I could never sleep on these damn trains and this one was no different, although I’d been feigning sleep since just after the vodka impasse 3 hours before. Now my comrade was snoring, I no longer had to pretend. I could open my eyes and watch the shadows creating shapes on the compartment walls. God knows where we were or what was outside the frosted windows. All I knew was that I wished we were already 9 hours in the future, so I could be breathing in Miss Dior by Dior rather than his shoes by the door.  Seconds ticked into minutes, minutes became hours, time ate the kilometres as we inched towards our destination.
Finally I fell asleep and then 3 minutes later the guard hammered the door telling us it was time to get up. Time to get up meant time to arrive. Comrade Ivan and I ignored each other as we drank our tea and busied ourselves making ourselves look beautiful for the people meeting us. I couldn’t wait to see Valerina again. Christmas in her arms would make this journey seem worthwhile.

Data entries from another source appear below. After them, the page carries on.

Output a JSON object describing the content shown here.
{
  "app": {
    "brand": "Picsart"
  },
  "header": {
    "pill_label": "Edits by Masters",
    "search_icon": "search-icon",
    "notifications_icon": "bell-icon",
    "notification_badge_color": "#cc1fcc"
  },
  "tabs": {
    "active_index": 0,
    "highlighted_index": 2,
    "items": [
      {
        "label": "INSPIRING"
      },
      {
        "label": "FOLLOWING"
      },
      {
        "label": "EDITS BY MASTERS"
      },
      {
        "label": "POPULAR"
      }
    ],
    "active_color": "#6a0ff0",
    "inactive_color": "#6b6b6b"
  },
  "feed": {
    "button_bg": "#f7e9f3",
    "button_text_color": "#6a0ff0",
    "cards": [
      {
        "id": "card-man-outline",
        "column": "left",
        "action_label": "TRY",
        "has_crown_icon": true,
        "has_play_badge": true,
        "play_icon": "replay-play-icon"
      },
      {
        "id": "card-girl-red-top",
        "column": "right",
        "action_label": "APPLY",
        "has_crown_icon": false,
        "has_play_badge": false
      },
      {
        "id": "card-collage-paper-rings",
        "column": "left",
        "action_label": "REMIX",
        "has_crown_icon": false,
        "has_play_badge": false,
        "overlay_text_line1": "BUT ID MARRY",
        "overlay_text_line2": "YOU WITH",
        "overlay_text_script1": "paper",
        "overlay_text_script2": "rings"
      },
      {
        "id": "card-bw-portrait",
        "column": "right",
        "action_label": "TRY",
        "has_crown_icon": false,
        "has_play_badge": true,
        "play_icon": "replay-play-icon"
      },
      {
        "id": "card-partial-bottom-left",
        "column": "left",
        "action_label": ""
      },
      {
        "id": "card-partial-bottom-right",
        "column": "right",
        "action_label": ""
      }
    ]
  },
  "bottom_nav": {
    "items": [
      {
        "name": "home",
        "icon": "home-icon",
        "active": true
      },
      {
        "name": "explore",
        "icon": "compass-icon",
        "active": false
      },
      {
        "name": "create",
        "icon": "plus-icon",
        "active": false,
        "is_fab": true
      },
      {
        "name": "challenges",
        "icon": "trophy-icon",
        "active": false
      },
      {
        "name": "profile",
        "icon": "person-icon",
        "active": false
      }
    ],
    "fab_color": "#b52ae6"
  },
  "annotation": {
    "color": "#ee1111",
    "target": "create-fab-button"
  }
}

Her beauty took my breath away, her smile made my knees go weak and the kiss she planted on my lips was more delicious than anything I’d ever tasted. Her perfection made me self-conscious of my bedraggled, 3 days of travelling state but she didn’t seem to care. She did seem a little distracted though; like she was looking for someone. Then she smiled.

‘I’d like you to meet my father,’ she said. I took a deep breath, I didn’t have to look around to know comrade Ivan was standing behind me.

Thursday, 25 December 2014

Steve’s Christmas Rant

‘Any Christmas jumpers this year?’ Johnny grinned at Steve as he sat down in his usual seat.
‘Not so far, thank god’ Steve said not returning the smile. It looked like Steve had something on his mind, even Christmas couldn’t put a smile on his face.
They simultaneously took mouthfuls of beer and then settled back in contented silence, happy to be away from the mayhem of Christmas morning.
‘What’s the point of wrapping paper?’ Steve blurted out. There it is, thought Johnny, there it is. There had to be something Steve could get his misery guts stuck into. ‘It is wrong on every level, yet no one is brave enough to break the tradition.’ Steve continued.
Johnny rolled his eyes wondering how Steve could find more than one level to wrapping paper, but experience told him not to doubt the master.
‘1 it is horrible getting it home from the shops. If you buy a tube, then it doesn’t fit into any bag so sticks up and catches on everything. But if you buy sheets, by the time you get home it’s more creased than a linen suit.’
Johnny nodded. Steve had a point.
‘2 I’m hopeless at wrapping things up, it takes me hours, this year I even managed to stick my shirt to the paper.  And then when I’ve finished it looks like it was done by a 7 year old. My mum thinks I do it on purpose to be cute.’
‘That’s not the wrapping paper’s fault though Steve, is it?’ said Johnny. ‘Have you tried the M and S paper, it has gridlines to help you.’
‘Ha the gridlines can tell you where to cut but they can’t fold it and stick it can they. Anyway after all that effort, it gets ripped off in seconds and discarded. It must be like a chef watching someone wolf down the food it has taken them hours to prepare.’
‘You’re comparing your wrapping to carefully crafted food?’ Johnny smiled.
‘No but you know what mean, there’s no appreciation. Anyway 4 after all of that hassle not to mention the expense which I haven’t even touched on, the stuff just get thrown away making me think the who thing has been a waste of time and money.’
‘So what do you suggest then, not having things wrapped up, just having them there under the tree? Wouldn’t that ruin the magic of Christmas a little bit?’
‘Well if it is only there for mystery, carrier bags would do the job?’ Steve said.
‘Carrier bags? Really?’ Johnny looked askew at his mate to see if he was being serious.

‘Why not?’ Steve laughed and collected the empty glasses and headed to the bar.